Penghapusan usulan skema roda listrik dari daftar inventarisasi masalah (DIM) RUU Energi Baru dan Terbarukan atau RUU EBET dengan alasan PLN mengalami kelebihan pasokan listrik dianggap tidak relevan dengan situasi penyerapan listrik domestik yang melonjak.
Institute for Essential Services Reform (IESR) meyakini situasi surplus listrik yang terjadi di PLN tidak akan berlangsung selamanya.
Penghapusan skema roda listrik juga dilihat sebagai langkah mundur dalam menjaga ketahanan energi jangka panjang negara menjadi 1.800 Watt hour (TWh) pada tahun 2060. Angka tersebut setara dengan lima kali lipat kapasitas listrik pada tahun 2021 sebesar 300 TWh.
“Saat ini memang terjadi oversupply, namun kondisi ini kemungkinan akan teratasi pada 2025 atau 2026 seiring kebutuhan listrik yang meningkat,” kata Direktur Eksekutif IESR, Fabby Tumiwa, dalam diskusi publik bertajuk The Energy Convoluted Corner RUU EBET, Senin. (27/2).
Roda listrik awalnya masuk dalam RUU EBET yang dikeluarkan oleh Kementerian Energi dan Sumber Daya Mineral. Usulan ini kemudian mendapat catatan khusus dari Kementerian Keuangan yang menyatakan bahwa penerapan power wheeling tidak sejalan dengan situasi PLN yang saat ini mengalami kelebihan pasokan listrik.
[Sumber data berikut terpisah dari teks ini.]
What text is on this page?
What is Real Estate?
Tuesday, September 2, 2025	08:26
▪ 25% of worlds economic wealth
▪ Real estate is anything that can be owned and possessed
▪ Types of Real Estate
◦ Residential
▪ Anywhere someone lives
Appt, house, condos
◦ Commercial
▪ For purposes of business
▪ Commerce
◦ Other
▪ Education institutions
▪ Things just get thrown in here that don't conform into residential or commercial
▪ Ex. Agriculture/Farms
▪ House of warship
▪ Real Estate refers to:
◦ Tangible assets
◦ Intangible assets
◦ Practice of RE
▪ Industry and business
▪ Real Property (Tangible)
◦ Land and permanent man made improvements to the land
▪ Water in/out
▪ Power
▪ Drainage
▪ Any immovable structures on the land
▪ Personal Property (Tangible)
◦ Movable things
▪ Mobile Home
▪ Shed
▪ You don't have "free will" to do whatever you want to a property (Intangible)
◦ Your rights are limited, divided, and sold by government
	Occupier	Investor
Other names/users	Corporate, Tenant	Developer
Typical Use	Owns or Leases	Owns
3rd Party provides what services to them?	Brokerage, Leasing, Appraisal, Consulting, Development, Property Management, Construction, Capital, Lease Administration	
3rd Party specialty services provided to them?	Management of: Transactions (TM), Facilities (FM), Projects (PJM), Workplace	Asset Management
Power wheeling adalah mekanisme yang dapat memfasilitasi transfer listrik dari sumber energi terbarukan atau pembangkit swasta ke fasilitas operasi PLN secara langsung. Mekanisme ini menggunakan jaringan transmisi yang dimiliki dan dioperasikan oleh PLN.
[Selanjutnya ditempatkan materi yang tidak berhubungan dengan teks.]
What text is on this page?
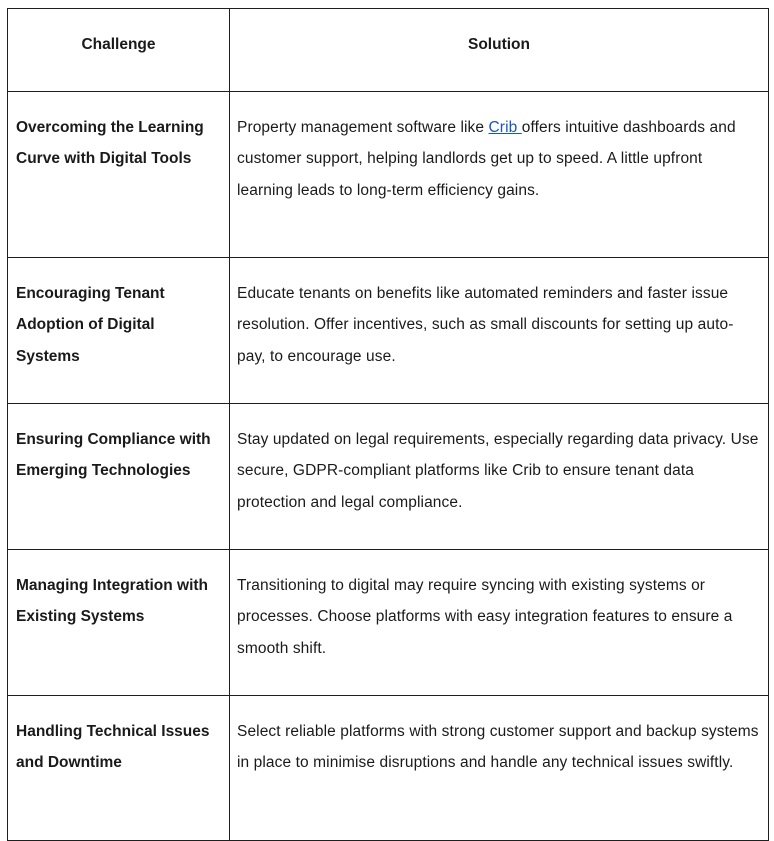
Challenge	Solution

Overcoming the Learning Curve with Digital Tools	Property management software like Crib offers intuitive dashboards and customer support, helping landlords get up to speed. A little upfront learning leads to long-term efficiency gains.
Encouraging Tenant Adoption of Digital Systems	Educate tenants on benefits like automated reminders and faster issue resolution. Offer incentives, such as small discounts for setting up auto-pay, to encourage use.
Ensuring Compliance with Emerging Technologies	Stay updated on legal requirements, especially regarding data privacy. Use secure, GDPR-compliant platforms like Crib to ensure tenant data protection and legal compliance.
Managing Integration with Existing Systems	Transitioning to digital may require syncing with existing systems or processes. Choose platforms with easy integration features to ensure a smooth shift.
Handling Technical Issues and Downtime	Select reliable platforms with strong customer support and backup systems in place to minimise disruptions and handle any technical issues swiftly.
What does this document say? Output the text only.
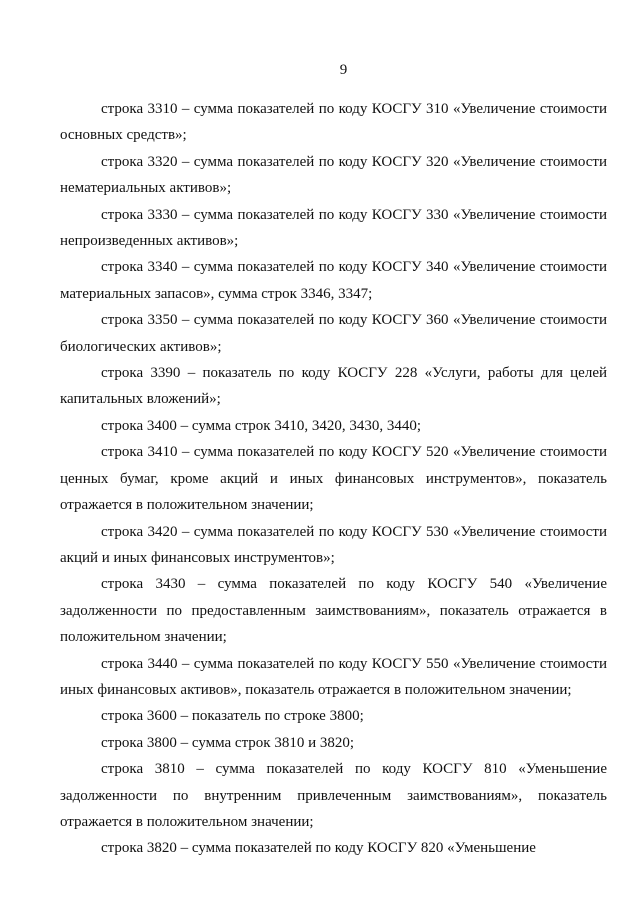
9

строка 3310 – сумма показателей по коду КОСГУ 310 «Увеличение стоимости основных средств»;

строка 3320 – сумма показателей по коду КОСГУ 320 «Увеличение стоимости нематериальных активов»;

строка 3330 – сумма показателей по коду КОСГУ 330 «Увеличение стоимости непроизведенных активов»;

строка 3340 – сумма показателей по коду КОСГУ 340 «Увеличение стоимости материальных запасов», сумма строк 3346, 3347;

строка 3350 – сумма показателей по коду КОСГУ 360 «Увеличение стоимости биологических активов»;

строка 3390 – показатель по коду КОСГУ 228 «Услуги, работы для целей капитальных вложений»;

строка 3400 – сумма строк 3410, 3420, 3430, 3440;

строка 3410 – сумма показателей по коду КОСГУ 520 «Увеличение стоимости ценных бумаг, кроме акций и иных финансовых инструментов», показатель отражается в положительном значении;

строка 3420 – сумма показателей по коду КОСГУ 530 «Увеличение стоимости акций и иных финансовых инструментов»;

строка 3430 – сумма показателей по коду КОСГУ 540 «Увеличение задолженности по предоставленным заимствованиям», показатель отражается в положительном значении;

строка 3440 – сумма показателей по коду КОСГУ 550 «Увеличение стоимости иных финансовых активов», показатель отражается в положительном значении;

строка 3600 – показатель по строке 3800;

строка 3800 – сумма строк 3810 и 3820;

строка 3810 – сумма показателей по коду КОСГУ 810 «Уменьшение задолженности по внутренним привлеченным заимствованиям», показатель отражается в положительном значении;

строка 3820 – сумма показателей по коду КОСГУ 820 «Уменьшение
Menurut Fabby, masalah kelebihan pasokan yang berorientasi jangka pendek tidak sejalan dengan peraturan perundang-undangan yang berlaku dalam jangka panjang. Kekhawatiran atau penolakan mekanisme roda kekuasaan dalam DIM RUU EBET dikatakan tidak berdasar. “Bagaimana situasi kelebihan pasokan ini digunakan untuk undang-undang yang berlaku lama. Ini tidak bisa dibenarkan,” kata Fabby.
Penolakan skema power milling juga didasari oleh kekhawatiran beberapa pihak yang akan mempengaruhi lini bisnis PLN sebagai Badan Usaha Milik Negara (BUMN). Skema roda listrik disebut membuat infrastruktur yang dibangun PLN dengan investasi perusahaan dan APBN justru dinikmati swasta.
“PLN juga akan kehilangan pasar karena swasta bisa langsung menjual listriknya ke masyarakat,” kata Wakil Ketua MPR Syarief Hasan, Kamis (12/1).
Lebih lanjut dia mengatakan, tantangan PLN saat ini adalah mengatasi oversupply atau kelebihan pasokan. Jika skema transmisi listrik diterapkan, maka akan semakin memperlebar oversupply. Tidak hanya kehilangan pangsa pasar, dampak dari oversupply PLN adalah have to pay take or pay (TOP) dimana TOP selama ini disubsidi oleh pemerintah.
Sebelumnya, Direktur Jenderal Energi Baru, Terbarukan, dan Konservasi Energi (EBTKE) Dadan Kusdiana menilai kelebihan pasokan listrik tidak ada kaitannya dengan penerapan power wheeling karena surplus listrik saat ini disebabkan oleh pembangkit eksisting yang didominasi . oleh pembangkit listrik tenaga batubara. Sedangkan pasokan listrik roda penggerak hanya berasal dari sumber energi terbarukan.
“Menurut Kementerian Keuangan kita masih ada kelebihan pasokan listrik, dianggap tidak sesuai dengan keadaan saat ini. Walaupun Kementerian ESDM memandang hal ini berbeda, bagi kita tidak ada hubungannya dengan kelebihan pasokan dan roda listrik. ,” kata Dadan beberapa waktu lalu, Jumat (21/2019). 10/2022).